Sunday, April 10, 2022


The reading spoke of a horn full of oil in the hands of a prophet prepared to anoint a king. As I listened I tried to visualize how much oil that might be, were we talking about a few drops or a cupful? What animal gave its horn, what was used for a stopper? There is a time and a place for Ignatian composition of place. This might not have been it. 

That evening I was making dinner, and measured out a quarter cup of oil, a bit more than 50 mL. I set it down on the counter for a moment, and then knocked it over with my hand. Oil was suddenly everywhere. It flowed over the counter top, onto the drawers below. Onto the floor. It was everywhere. I couldn’t believe how such a small amount could spread so far.

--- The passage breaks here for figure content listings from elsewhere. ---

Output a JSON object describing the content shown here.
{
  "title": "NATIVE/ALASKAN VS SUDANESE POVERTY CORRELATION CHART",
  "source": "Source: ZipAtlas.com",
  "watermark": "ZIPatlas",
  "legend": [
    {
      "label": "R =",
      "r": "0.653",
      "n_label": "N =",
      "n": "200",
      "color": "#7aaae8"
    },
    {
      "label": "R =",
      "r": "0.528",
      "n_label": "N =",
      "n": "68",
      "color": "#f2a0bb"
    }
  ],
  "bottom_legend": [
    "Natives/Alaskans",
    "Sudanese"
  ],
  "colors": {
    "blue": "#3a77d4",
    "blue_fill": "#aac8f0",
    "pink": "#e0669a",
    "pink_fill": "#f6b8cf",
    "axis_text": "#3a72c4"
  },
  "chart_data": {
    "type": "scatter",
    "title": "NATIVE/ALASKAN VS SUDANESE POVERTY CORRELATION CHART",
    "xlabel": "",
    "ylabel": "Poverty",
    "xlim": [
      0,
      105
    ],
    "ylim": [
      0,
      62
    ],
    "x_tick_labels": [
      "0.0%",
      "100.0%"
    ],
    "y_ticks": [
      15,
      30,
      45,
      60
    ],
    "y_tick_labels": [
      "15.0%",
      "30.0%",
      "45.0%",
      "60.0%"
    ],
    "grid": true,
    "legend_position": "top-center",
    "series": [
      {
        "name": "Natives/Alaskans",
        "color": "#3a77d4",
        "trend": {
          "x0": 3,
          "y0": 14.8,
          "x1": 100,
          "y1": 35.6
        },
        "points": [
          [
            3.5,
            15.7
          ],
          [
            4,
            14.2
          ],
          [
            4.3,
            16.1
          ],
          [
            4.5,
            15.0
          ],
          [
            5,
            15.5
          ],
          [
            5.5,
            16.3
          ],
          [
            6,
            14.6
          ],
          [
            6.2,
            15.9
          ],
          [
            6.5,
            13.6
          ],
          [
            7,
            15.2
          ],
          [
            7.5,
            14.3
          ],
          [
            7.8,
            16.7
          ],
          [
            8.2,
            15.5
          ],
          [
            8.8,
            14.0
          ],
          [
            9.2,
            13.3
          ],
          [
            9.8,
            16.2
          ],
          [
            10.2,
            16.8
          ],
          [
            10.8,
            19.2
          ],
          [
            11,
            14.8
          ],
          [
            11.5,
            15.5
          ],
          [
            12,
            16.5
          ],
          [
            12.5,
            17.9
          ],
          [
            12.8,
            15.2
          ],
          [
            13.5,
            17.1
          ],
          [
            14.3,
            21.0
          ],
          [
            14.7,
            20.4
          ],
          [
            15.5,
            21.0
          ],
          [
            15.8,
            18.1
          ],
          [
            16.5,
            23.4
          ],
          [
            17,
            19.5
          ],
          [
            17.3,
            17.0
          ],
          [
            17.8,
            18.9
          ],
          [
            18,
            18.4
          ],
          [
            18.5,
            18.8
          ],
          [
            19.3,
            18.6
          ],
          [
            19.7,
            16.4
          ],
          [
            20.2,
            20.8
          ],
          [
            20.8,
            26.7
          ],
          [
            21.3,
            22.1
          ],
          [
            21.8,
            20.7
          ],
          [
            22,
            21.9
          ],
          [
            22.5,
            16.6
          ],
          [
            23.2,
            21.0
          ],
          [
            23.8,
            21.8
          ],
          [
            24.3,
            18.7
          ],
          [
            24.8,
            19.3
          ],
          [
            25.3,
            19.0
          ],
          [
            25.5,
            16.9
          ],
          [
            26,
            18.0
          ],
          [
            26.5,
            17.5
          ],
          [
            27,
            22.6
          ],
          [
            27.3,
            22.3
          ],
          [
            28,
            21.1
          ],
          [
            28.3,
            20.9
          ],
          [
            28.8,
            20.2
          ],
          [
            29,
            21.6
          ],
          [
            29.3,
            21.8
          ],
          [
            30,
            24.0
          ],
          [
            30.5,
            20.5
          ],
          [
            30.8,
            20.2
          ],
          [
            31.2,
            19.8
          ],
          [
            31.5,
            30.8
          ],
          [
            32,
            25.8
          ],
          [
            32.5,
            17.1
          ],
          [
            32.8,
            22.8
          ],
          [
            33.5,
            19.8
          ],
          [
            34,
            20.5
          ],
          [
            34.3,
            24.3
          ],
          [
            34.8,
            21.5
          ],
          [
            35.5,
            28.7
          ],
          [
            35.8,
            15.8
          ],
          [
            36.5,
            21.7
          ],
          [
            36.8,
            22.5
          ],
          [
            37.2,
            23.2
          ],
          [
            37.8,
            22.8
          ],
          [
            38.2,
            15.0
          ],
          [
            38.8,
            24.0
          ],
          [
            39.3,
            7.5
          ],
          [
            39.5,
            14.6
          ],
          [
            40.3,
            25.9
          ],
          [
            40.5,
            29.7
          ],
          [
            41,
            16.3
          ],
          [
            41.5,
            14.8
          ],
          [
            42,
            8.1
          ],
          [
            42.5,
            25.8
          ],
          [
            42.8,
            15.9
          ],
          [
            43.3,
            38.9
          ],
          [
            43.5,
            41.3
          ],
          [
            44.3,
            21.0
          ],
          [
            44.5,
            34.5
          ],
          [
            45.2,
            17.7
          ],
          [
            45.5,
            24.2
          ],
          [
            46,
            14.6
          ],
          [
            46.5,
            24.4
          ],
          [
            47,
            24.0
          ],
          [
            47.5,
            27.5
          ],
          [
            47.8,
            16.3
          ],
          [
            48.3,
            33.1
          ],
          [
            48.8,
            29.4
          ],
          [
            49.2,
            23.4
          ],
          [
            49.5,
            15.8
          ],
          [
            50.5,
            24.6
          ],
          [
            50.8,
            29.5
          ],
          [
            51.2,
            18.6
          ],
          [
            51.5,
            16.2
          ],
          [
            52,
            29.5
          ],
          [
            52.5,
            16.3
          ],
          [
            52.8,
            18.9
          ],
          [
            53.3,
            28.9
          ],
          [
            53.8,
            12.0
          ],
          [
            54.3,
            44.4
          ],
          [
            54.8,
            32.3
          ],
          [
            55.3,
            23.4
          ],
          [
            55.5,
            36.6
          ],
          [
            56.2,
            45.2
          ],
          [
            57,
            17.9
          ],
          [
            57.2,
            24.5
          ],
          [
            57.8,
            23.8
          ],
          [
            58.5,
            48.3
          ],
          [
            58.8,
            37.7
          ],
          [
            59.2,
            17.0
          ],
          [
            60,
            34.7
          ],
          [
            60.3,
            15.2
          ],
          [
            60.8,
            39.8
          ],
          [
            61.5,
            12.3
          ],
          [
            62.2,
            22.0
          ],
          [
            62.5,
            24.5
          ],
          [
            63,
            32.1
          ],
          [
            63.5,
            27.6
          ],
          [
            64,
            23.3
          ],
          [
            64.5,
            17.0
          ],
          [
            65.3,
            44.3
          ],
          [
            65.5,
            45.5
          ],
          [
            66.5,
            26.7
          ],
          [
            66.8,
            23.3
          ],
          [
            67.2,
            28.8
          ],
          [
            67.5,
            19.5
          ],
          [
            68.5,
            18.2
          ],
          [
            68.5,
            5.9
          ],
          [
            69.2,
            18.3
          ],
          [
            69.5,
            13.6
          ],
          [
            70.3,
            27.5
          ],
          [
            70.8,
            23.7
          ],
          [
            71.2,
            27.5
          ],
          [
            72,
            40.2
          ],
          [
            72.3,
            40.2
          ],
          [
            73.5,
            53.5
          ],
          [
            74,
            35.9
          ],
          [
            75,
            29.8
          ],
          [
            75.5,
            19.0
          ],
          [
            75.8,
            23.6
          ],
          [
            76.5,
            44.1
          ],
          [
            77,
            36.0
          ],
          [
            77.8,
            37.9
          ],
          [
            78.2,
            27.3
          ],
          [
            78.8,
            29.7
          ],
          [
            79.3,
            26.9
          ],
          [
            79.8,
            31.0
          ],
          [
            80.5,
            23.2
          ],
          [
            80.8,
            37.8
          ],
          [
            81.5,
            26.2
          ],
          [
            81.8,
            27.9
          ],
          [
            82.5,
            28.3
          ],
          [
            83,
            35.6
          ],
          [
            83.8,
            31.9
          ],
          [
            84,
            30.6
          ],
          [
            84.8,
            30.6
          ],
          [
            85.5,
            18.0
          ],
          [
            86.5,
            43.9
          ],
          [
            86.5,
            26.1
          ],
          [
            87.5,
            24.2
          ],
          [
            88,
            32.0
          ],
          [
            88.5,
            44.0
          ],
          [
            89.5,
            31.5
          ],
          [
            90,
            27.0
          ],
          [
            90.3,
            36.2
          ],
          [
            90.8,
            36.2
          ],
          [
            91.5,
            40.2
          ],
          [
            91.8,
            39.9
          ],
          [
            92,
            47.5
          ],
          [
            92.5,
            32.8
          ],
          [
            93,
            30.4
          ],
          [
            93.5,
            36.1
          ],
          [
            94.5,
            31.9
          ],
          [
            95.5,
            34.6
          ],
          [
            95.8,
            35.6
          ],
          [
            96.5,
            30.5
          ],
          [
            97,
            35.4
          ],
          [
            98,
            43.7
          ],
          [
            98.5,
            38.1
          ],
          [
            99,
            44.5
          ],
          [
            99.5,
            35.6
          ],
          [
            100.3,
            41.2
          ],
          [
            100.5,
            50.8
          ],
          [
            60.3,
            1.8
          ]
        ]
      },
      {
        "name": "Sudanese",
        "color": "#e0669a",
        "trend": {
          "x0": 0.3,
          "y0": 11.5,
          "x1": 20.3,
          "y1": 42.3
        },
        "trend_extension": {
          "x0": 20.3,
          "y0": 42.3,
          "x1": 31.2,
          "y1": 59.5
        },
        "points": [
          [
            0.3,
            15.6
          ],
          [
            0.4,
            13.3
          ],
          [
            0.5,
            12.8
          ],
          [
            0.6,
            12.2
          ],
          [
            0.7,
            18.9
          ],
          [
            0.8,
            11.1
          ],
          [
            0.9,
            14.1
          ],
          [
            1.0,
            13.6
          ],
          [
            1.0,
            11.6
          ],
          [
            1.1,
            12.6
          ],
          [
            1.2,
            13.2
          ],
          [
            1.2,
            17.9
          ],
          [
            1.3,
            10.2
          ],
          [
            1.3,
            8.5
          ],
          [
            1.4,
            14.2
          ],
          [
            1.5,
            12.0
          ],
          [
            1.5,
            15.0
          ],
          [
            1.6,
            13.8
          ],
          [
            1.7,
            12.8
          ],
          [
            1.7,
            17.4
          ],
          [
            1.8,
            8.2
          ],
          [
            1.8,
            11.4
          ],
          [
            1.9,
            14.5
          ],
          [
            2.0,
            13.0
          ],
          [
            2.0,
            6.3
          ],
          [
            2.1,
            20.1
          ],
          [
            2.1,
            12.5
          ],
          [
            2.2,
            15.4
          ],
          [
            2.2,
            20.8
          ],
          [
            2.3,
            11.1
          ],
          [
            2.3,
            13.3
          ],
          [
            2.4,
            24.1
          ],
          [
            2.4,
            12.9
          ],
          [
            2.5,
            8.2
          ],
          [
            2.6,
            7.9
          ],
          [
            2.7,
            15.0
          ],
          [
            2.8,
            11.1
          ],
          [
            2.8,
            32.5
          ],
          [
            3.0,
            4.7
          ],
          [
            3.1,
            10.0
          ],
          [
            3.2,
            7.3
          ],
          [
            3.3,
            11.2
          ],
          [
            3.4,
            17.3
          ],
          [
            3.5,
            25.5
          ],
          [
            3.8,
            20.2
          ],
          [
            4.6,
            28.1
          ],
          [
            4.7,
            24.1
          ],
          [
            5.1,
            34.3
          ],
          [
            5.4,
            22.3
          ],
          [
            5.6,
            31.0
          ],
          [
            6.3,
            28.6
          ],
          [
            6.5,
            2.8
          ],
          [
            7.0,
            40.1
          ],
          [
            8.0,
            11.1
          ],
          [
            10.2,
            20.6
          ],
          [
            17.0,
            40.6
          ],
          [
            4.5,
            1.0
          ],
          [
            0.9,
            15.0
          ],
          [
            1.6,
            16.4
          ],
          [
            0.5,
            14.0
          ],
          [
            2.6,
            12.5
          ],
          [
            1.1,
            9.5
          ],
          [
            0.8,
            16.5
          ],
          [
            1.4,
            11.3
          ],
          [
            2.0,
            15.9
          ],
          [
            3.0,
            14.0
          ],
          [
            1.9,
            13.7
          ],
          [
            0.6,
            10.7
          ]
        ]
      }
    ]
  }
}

At one level, I do understand why oil makes such a mess when it spills. It has a low surface tension (about 30 dynes/cm — and yes, I looked it up, see Albert Halpern, J. Phys. Chem. 1949, 53, 6, 895–897), about half that of water. A teaspoon of oil can spread out to cover about 22 thousand square feet of water. I had spilled ten times that, no wonder it was everywhere in my 200 square foot kitchen.

The messiah, the anointed one. All these years as a chemist, all the psalms I’ve prayed and I’d never really thought, “Why oil?” Oil burns, giving light. It binds, turning flour into bread. It soothes, it’s a balm. It doesn’t evaporate, rather it protects what it covers. It eases friction. Oil is costly. So was the grace that flowed from Calvary. And oil spreads out and out, reminding me that the mercy of God knows no bounds.


Benjamin Franklin famously measured the spread of oil on water in a London pond. And in looking through the literature about surface tension of plant oils discovered that you can extract oil from carrots. And that what you get is comparable to olive oil in many of its physical properties.

Illustration is Raphael’s fresco of the anointing of David by Samuel, part of a series in the loggia of the Apostolic Palace in Vatican City. I walked through there in June of 2016, but will admit both have been agape at the frescos and not having noticed this one in particular.